Re: [#95] Multiple Content-Lengths

On Oct 14, 2010, at 8:26 PM, Eric J. Bowman wrote:

> Maciej Stachowiak wrote:
>> 
>> Julian Reschke wrote:
>> 
>>> Adam Barth wrote:
>>>> ...
>>>>> "If this is a response message received by a user-agent, it
>>>>> SHOULD be treated as in error by ignoring the message and closing
>>>>> the connection."
>>>> 
>>> 
>>> I've made it say:
>>> 
>>> "If this is a response message received by a user-agent, it SHOULD
>>> be treated as an error by discarding the message and closing the
>>> connection."
>>> 
>>> (<http://trac.tools.ietf.org/wg/httpbis/trac/changeset/1031>)
>> 
>> Is there a reason for this to be a SHOULD instead of a MUST? I know
>> Adam already asked that, but I don't recall seeing an answer.
>> 
> 
> While MUST would be correct for a browser-conformance specification, it
> isn't in scope for HTTP to dictate what user-agents do with responses,
> only how to interpret them.

Requiring clients to close the connection seems in scope to me. Though to be fair, the requirement for the very explicit "Connection: close" directive is only SHOULD-level.

> If I'm debugging a server using curl, I
> want to see duplicate or incorrect Content-Length headers instead of
> total failure.

Debugging is a special case. I would not be inclined to wrap the whole spec around it.
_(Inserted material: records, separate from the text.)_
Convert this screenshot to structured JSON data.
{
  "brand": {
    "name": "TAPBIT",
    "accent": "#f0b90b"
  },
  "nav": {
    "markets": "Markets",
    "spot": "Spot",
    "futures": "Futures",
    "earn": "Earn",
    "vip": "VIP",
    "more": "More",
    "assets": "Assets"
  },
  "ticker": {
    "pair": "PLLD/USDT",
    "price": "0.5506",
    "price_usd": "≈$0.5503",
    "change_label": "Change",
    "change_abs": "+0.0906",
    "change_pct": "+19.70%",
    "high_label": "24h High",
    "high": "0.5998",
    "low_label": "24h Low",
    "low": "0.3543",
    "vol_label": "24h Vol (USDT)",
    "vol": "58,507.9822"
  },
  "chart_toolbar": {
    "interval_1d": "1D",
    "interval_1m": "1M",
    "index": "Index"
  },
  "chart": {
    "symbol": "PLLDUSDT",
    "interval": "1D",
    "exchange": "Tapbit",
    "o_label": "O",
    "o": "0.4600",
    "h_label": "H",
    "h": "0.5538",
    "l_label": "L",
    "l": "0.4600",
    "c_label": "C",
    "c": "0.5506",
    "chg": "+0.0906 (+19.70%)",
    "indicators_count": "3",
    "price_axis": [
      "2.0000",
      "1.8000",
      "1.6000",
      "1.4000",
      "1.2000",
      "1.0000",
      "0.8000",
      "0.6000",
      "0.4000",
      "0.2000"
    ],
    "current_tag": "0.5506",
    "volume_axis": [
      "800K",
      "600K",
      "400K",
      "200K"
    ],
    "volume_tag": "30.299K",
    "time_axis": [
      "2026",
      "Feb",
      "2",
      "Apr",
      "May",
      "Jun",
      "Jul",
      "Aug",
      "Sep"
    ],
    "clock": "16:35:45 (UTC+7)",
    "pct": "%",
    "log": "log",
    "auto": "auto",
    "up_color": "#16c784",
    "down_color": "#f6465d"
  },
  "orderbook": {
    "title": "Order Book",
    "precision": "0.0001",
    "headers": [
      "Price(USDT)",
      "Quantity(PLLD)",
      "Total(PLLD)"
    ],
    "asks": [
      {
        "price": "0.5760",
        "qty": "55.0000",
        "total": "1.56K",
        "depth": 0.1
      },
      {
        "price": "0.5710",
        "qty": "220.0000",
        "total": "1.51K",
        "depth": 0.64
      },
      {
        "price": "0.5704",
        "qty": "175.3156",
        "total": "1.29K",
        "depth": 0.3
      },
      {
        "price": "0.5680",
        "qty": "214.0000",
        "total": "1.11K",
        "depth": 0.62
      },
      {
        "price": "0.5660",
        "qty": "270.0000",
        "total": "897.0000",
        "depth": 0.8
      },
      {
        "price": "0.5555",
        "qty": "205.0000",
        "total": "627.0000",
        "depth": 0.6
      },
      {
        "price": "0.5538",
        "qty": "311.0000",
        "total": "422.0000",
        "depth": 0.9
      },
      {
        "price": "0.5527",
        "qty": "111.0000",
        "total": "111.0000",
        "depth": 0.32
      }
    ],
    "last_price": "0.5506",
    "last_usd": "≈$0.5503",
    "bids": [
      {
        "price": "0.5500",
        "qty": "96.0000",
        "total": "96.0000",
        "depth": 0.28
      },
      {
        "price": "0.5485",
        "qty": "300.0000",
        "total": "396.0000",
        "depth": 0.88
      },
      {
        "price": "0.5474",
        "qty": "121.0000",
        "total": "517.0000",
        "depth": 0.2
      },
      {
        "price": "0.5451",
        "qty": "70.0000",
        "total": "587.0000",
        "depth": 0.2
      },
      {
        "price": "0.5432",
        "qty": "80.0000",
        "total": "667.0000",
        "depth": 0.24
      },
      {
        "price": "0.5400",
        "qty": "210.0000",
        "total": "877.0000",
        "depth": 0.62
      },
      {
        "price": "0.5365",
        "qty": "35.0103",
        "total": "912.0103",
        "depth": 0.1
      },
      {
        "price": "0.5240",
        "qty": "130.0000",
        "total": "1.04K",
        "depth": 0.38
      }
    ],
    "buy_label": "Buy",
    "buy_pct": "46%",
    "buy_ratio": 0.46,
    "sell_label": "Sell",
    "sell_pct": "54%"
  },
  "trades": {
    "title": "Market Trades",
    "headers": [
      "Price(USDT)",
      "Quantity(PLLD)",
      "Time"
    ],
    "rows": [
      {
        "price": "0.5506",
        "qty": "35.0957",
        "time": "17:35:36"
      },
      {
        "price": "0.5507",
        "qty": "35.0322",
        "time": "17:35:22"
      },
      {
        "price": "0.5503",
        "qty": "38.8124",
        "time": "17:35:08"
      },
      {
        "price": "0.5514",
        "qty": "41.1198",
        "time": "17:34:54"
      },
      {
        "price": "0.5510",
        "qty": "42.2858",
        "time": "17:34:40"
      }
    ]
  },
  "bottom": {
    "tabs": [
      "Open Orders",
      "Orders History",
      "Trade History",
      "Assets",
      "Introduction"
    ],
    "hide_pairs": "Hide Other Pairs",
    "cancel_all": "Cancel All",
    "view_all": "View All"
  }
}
That being said, it seems like a debugging tool would be entitled to report the error, including multiple Content-Lengths, but it would also be required to close the connection immediately and to not present the message as if it were a normal valid response.

> 
> This isn't a security problem in my development environment, access to
> which isn't possible over the Internet, so I'd rather be able to debug
> without resorting to wireshark because all user-agents are required to
> be as paranoid as a desktop browser.  My preferred wording:
> 
> "If this is a response message received by a user-agent, the message-
> body length MAY be determined by reading the connection until it is
> closed; an error SHOULD be indicated to the user."

Phrasing it like that sounds like a recipe for interoperability failure. Furthermore, it doesn't even list the option that we seem to have rough consensus is the best behavior for browsers.

> 
> To me, that implies that it's up to the user-agent to decide whether to
> discard the message, or allow it to complete; either way is an error.
> 
> I understand the security problem, but something which in reality
> occurs in an undetermined subset of responses (different Content-
> Lengths) which altogether only account for .001% of traffic (duplicate
> Content-Lengths) is not justification for SHOULD discard -- which would
> downgrade debugging tools like curl to being only conditionally
> conformant, an outcome which just isn't justified.

The security risk is not proportional to the frequency of the problem on the live internet. However, the need for debugging is proportional to the frequency. So if the problem is very rare, the tradeoffs should be in favor of security. (That's assuming the security risk is indeed serious; I do not know enough about the relevant attacks to judge).